È un po’ come se lo Stato dicesse: “Vi alleggerisco il carico fiscale a livello societario, ma voglio che gli investitori beneficino direttamente dei frutti del vostro operato, così da tassarli subito dietro l’angolo”. Questo meccanismo non solo incentiva la trasparenza e l’efficienza nel settore immobiliare, ma rende anche le SIIQ uno strumento interessante per chi cerca rendimenti stabili e una gestione fiscale più agevole rispetto all’investimento immobiliare diretto.
Investire in REIT per il tramite degli ETF
Investire in ETF (Exchange Traded Funds) che replicano l’andamento dei REIT offre un modo semplice e diversificato per accedere al mercato immobiliare globale.

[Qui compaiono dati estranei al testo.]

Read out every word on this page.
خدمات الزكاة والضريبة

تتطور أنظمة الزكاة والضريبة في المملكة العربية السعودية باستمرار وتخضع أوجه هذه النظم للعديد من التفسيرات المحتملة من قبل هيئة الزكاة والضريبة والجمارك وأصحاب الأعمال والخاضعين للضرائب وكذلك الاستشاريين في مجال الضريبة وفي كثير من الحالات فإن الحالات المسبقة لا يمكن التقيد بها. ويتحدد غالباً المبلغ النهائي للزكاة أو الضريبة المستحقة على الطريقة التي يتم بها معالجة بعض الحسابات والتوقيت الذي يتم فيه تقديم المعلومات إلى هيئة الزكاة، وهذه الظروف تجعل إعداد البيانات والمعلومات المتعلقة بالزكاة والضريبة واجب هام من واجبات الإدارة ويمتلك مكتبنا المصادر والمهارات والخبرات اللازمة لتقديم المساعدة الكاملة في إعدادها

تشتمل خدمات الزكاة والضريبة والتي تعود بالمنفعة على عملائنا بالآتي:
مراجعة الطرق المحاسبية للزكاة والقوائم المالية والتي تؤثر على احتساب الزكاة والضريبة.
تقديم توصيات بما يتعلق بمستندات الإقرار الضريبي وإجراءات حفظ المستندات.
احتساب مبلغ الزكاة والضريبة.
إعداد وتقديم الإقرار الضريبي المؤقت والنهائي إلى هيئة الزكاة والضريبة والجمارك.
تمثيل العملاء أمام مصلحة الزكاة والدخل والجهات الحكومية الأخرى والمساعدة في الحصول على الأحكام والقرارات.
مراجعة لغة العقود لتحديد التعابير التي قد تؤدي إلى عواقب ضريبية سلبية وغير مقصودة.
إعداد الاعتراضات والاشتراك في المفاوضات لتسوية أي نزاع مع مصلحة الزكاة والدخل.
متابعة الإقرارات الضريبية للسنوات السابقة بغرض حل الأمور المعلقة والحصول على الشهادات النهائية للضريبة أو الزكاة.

Gli ETF sui REIT permettono agli investitori di partecipare ai rendimenti del settore immobiliare senza dover acquistare direttamente singoli titoli REIT.
Le grandi case specializzate negli ETF (iShares, Amundi, Vanguard) propongono prodotti che consentono una esposizione diversificata ai mercati immobiliari globali, permettendo di scegliere se restare sui mercati occidentali o rincorrere rendimenti anche nei mercati emergenti con dei costi annuali contenuti (0,3% – 0,5%) e dei rendimenti in termini di dividendi compresi tra il 2% e il 3%.
È ovvio che l’investimento diretto in REIT garantisce, in teoria, rendimenti superiori, in quanto non mediato dalla struttura dell’ETF, che ha pur sempre dei costi. L’investitore potrebbe procedere scegliendo un portafoglio di due-tre REIT di suo gradimento, e dedicare il resto delle somme a degli ETF ad esposizione più ampia. Come sempre, un certo grado di diversificazione consente di ridurre il rischio e di beneficiare di tutte le opportunità offerte dai supermarket finanziari odierni.